2013 Annual Meeting of the Renaissance Society of America, San Diego
IAS-Sponsored Session

The Physicality of Devotion in Late Medieval and Early Modern Italy II

Sheraton Marina Tower / Nautilus 4
Friday, April 5, 2013, 3:45-5:15pm

Organizer and Chair: Esperança M. Camara, University of Saint Francis


Speakers/Papers

Anna Kim, University of Virginia
“Somatic Piety:  Devotion, Descent and the Vision of Gregory at Santa Croce in Gerusalemme, Rome”

The icon of Christ at Santa Croce in Gerusalemme is justly famous as a cult object whose legendary status was founded on its claim to be the image of Pope Gregory’s vision of Christ as Eucharist, the original imago pietatis.  Yet to date, scholars have not considered the icon in the setting of the chapel in which it was venerated during the Renaissance, designed by Antonio da Sangallo the Younger circa 1520.  A pendant to the cappella di Sant’Elena, which held the relics of the True Cross and earth from Jerusalem, the antechapel was similarly constructed as a subterranean room.  In this paper, I draw out the implications of the physical descent required on the part of the devotional viewer and the frames of vision that shaped this sacred encounter, reflecting upon how bodily movement and guided seeing become an integral part of the image’s meaning and cultic power.

Margaret Bell, University of California, Santa Barbara
“Image as Relic: Bodily Vision and the Reconstitution of Viewer/Image Relationships on the Sacro Monte di Varallo”

On the Sacro Monte di Varallo, a fifteenth-century Italian simulacrum of the Holy Land, pilgrims could see and touch “mysteries” (misterii), tableaux that represented biblical events.  This practice was part of the devotional experience of the site until the mid-sixteenth century when paned glass partitions, or vetriate, were installed in front of the tableaux.  Scholars have suggested that these vetriate were the products of Counter-Reformation efforts to discipline engagement with the tableaux by eliminating the possibility of physical contact but I argue that the semi –transparent barriers functioned like reliquaries, simultaneously marking off the scenes while emphasizing the specialness of the visual encounter.
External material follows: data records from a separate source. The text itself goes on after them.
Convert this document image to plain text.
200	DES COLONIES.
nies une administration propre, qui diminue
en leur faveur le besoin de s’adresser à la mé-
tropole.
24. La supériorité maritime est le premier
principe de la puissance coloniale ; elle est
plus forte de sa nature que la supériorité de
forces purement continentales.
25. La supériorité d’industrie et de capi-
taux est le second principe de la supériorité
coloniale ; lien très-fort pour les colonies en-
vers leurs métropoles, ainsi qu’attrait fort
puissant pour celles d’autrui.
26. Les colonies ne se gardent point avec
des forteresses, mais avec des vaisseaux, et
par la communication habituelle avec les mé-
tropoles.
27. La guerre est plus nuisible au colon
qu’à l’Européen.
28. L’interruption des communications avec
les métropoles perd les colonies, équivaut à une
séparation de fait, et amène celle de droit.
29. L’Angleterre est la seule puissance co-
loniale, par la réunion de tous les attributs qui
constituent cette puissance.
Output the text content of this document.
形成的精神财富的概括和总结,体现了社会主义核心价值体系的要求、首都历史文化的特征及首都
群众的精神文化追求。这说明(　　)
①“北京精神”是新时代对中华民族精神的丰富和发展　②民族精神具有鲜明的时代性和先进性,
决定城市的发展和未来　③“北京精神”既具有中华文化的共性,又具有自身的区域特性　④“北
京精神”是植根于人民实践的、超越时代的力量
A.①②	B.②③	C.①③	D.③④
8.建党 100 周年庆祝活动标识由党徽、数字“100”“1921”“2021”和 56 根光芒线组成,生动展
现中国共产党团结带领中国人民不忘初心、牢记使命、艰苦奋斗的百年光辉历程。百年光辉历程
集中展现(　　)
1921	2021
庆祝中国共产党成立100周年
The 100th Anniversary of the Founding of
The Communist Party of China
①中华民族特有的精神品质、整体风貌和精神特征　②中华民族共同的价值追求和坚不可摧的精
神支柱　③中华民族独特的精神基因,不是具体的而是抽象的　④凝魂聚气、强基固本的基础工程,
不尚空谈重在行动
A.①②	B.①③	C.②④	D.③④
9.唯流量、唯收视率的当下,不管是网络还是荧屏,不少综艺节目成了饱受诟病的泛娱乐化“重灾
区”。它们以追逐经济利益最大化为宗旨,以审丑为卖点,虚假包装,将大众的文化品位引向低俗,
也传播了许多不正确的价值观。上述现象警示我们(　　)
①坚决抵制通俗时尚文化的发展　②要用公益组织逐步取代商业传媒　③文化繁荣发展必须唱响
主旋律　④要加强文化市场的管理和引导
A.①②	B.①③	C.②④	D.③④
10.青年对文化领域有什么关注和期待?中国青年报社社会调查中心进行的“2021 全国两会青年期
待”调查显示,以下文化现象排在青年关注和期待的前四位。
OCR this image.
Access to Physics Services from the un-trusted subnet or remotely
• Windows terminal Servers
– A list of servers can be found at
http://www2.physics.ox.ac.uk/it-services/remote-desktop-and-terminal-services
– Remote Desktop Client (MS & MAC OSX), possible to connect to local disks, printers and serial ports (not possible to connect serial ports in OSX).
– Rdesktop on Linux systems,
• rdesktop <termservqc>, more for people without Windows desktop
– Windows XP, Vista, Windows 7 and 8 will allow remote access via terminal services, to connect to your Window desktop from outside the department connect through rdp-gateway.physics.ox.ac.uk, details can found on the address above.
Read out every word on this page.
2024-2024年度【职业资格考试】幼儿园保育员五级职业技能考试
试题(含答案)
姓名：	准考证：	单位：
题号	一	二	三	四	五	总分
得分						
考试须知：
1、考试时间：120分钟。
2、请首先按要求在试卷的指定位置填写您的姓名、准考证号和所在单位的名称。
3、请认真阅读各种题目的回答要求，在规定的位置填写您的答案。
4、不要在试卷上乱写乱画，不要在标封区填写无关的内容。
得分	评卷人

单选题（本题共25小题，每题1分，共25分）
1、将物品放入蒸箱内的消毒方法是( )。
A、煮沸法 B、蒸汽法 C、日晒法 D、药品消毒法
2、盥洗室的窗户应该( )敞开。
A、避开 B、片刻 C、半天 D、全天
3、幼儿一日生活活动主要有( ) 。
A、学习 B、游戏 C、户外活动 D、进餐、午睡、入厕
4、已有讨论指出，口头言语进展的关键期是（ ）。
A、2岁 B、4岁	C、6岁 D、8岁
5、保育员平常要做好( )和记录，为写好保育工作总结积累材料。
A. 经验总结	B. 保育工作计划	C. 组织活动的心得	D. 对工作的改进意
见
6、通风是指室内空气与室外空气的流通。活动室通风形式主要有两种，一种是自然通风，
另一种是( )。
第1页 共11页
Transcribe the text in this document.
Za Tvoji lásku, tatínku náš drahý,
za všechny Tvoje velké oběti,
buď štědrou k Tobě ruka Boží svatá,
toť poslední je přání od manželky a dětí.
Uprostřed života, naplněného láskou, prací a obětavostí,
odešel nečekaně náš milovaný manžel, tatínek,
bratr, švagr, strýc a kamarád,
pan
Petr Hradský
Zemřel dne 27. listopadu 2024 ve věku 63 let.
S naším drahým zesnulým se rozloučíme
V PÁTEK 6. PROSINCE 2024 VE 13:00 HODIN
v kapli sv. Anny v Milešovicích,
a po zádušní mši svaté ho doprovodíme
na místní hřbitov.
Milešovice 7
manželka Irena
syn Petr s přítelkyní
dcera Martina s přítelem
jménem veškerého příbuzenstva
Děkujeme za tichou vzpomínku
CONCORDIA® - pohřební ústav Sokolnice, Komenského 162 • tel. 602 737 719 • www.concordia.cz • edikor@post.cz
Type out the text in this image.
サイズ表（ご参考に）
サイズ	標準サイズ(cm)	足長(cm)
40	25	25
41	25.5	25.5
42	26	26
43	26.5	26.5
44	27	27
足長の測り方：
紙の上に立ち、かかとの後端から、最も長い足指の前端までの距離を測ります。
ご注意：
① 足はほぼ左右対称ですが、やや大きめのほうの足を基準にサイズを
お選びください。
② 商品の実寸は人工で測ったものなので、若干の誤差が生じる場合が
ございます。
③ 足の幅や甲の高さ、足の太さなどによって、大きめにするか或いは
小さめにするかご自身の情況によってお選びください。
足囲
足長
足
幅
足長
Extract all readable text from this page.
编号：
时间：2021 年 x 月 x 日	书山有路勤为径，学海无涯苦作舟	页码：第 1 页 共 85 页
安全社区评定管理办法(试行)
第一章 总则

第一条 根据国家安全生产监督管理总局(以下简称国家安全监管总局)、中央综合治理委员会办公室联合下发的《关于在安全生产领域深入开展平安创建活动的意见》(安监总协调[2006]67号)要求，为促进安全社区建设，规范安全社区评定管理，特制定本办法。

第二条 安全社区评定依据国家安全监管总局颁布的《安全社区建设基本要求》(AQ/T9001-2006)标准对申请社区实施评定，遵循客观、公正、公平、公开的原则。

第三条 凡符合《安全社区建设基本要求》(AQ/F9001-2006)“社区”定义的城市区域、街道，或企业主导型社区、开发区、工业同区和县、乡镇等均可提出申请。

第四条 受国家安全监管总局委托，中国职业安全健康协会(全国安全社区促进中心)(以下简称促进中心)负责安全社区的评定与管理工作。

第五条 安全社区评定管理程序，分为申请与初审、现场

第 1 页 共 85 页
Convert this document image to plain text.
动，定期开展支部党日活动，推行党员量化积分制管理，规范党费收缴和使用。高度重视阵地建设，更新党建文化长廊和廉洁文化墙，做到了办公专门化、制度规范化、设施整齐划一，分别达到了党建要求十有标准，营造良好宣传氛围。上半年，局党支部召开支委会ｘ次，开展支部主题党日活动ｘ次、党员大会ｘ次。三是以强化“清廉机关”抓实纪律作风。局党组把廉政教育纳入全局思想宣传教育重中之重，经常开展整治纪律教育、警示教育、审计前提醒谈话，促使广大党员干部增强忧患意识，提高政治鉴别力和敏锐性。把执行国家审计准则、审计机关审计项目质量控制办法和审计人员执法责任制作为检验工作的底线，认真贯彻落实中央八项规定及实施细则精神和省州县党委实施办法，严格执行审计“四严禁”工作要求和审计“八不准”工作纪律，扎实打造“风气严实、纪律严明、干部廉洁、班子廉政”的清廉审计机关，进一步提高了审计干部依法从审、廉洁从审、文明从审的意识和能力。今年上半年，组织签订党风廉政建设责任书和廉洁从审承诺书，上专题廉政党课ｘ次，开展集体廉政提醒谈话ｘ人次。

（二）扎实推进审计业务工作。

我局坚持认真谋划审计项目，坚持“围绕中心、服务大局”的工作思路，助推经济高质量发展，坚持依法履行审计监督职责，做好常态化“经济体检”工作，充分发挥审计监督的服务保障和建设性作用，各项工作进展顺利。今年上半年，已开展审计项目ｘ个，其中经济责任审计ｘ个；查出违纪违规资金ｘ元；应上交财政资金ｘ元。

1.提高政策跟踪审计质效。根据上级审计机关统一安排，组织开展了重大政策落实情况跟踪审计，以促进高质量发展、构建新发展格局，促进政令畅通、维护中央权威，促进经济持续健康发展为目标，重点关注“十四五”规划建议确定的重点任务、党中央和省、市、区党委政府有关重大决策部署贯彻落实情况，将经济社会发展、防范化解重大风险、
The new arrangement used the new visual discipline to intensify the older, physical one. The reconstituted viewer/image relationship underscored the bodily nature of vision and the importance of physicality in “bearing witness” to the mysteries in the corporeal experience of moving though the site.

Kathleen Sullivan, Rutgers, The State University of New Jersey
“Girolamo Romanino, the Anticlassical Style and the Sacro Monte: The Frescoes of Santa Maria della Neve”

Scholars have noted that Romanino’s fresco cycle of the Passion of Christ at Santa Maria della Neve in Pisogne draws from the tradition of the sacro monte, both in the spatial arrangement and the general evocation of emotions, but have said little about the particular mechanics of the viewer’s experience of this space. This paper will more thoroughly explore that issue, while also raising the question of the role that style can play in engaging the viewer. Painting in a so-called anticlassical style that emphasized dynamism, emotion and corporeality, Romanino augmented the impact of the spatial arrangement and subject matter, by creating images to which the viewer could relate both physically and spiritually. A pointed investigation of these frescoes permits an exploration of how the powerful synthesis of style, subject matter and space can shape the devotional engagement of the viewer.